Increasing the complexity is the fact that business is extremely dynamic. In today’s business environment, business processes must be able to change almost instantly as new suppliers and partners are added to a value chain.

BizTalk Server 2000’s BizTalk Orchestration technology makes it possible for a developer to easily define a business process and then connect the applications, protocols, and transports that are needed to implement that process. Entirely flexible in the choice of hardware and software it allows, BizTalk Orchestration also makes it possible to modify and maintain a process without disrupting the underlying implementation, and it is designed to incorporate changes ranging from technology upgrades to the addition of new elements and participants in the process without having to throw away work that has already been done.

“BizTalk Orchestration is a technology for designing, building and executing dynamic business interactions that span organizations, platforms, applications and people,”
Wascha says.
“Today you’d have to literally spend millions of dollars to accomplish this. With BizTalk Server 2000, we’re placing this power in the hands of businesses of all sizes.”

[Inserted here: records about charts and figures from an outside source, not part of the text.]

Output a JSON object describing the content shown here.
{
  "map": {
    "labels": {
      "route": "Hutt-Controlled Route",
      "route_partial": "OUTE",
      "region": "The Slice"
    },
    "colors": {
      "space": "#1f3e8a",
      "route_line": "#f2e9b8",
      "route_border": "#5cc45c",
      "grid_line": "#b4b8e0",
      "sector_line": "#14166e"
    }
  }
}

According to Wascha, this combination of integration and orchestration is an indication that Internet technology is moving into a new phase. The results will be revolutionary as companies forge entirely new ways to interact and do business.

“The Internet and technologies like XML are just reaching the point of maturity where companies are starting to say, ‘let’s connect all of our internal applications’ and ‘let’s use the Internet to start connecting with business partners.’ But what they are finding is that there is still this huge problem of orchestration,”
Wascha says.
“BizTalk Server 2000 is coming out at exactly the time when people need this technology to solve this problem. The great thing is that it takes the pain out of tying together partners and implementing powerful, widely distributed business processes. That means people will be able to sit down and really figure out how to use the Internet to advance their businesses. So far, I think they’ve been so caught up in dealing with technology that they really haven’t had a chance to think it through.”